Записи 1 в У-М столбце матрицы М соответствуют информационным элементам dt , которые необходимы для получения значений элементов d. и образуют множество элементов предшествования A ( d.) для этого элемента. Записи 1 в /-и строке матрицы М соответствуют всем элементам d '., достижимым из рассматриваемого элемента d. и образующим множество достижимости R ( d.) этого элемента. Информационные элементы, строки которых в матрице М не содержат единиц (нулевые строки), являются выходными информационными элементами, а информационные элементы, соответствующие нулевым столбцам матрицы М, являются входными. Это условие может служить проверкой правильности заполнения матриц В и М, если наборы входных и выходных информационных элементов известны. Информационные элементы, не имеющие нулевой строки или столбца, являются промежуточными.

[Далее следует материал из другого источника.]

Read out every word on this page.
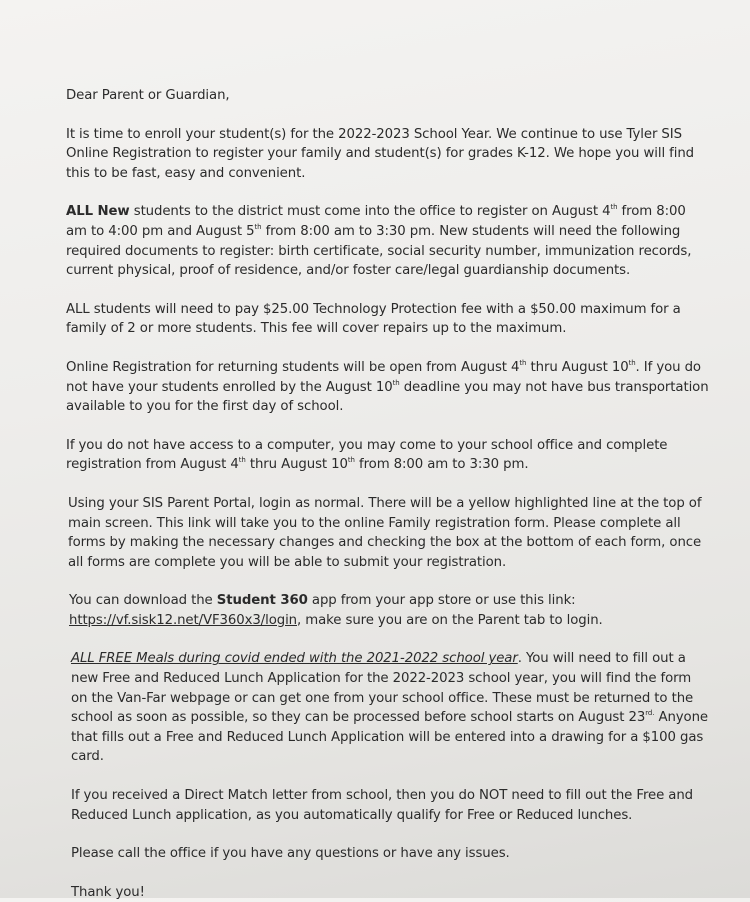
Dear Parent or Guardian,

It is time to enroll your student(s) for the 2022-2023 School Year. We continue to use Tyler SIS Online Registration to register your family and student(s) for grades K-12. We hope you will find this to be fast, easy and convenient.

ALL New students to the district must come into the office to register on August 4th from 8:00 am to 4:00 pm and August 5th from 8:00 am to 3:30 pm. New students will need the following required documents to register: birth certificate, social security number, immunization records, current physical, proof of residence, and/or foster care/legal guardianship documents.

ALL students will need to pay $25.00 Technology Protection fee with a $50.00 maximum for a family of 2 or more students. This fee will cover repairs up to the maximum.

Online Registration for returning students will be open from August 4th thru August 10th. If you do not have your students enrolled by the August 10th deadline you may not have bus transportation available to you for the first day of school.

If you do not have access to a computer, you may come to your school office and complete registration from August 4th thru August 10th from 8:00 am to 3:30 pm.

Using your SIS Parent Portal, login as normal. There will be a yellow highlighted line at the top of main screen. This link will take you to the online Family registration form. Please complete all forms by making the necessary changes and checking the box at the bottom of each form, once all forms are complete you will be able to submit your registration.

You can download the Student 360 app from your app store or use this link:
https://vf.sisk12.net/VF360x3/login, make sure you are on the Parent tab to login.

ALL FREE Meals during covid ended with the 2021-2022 school year. You will need to fill out a new Free and Reduced Lunch Application for the 2022-2023 school year, you will find the form on the Van-Far webpage or can get one from your school office. These must be returned to the school as soon as possible, so they can be processed before school starts on August $23^{rd.}$ Anyone that fills out a Free and Reduced Lunch Application will be entered into a drawing for a $100 gas card.

If you received a Direct Match letter from school, then you do NOT need to fill out the Free and Reduced Lunch application, as you automatically qualify for Free or Reduced lunches.

Please call the office if you have any questions or have any issues.

Thank you!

находиться на какой-то конкретной кривой не может быть реализовано, если данная кривая нигде не пересекает множество достижимости. Что касается кривой /,, то существует несколько портфелей, которые может выбрать инвестор (например, О). Однако рисунок показывает, что портфель О*является наилучшим из этих портфелей, так как он находится на кривой безразличия, расположенной выше и левее. Рисунок 8.3 показывает, что инвестор с высокой степенью избегания риска выберет портфель, расположенный близко к точке Е. Рисунок 8.4 показывает, что инвестор с низкой степенью избегания риска выберет портфель, расположенный близко к точке У.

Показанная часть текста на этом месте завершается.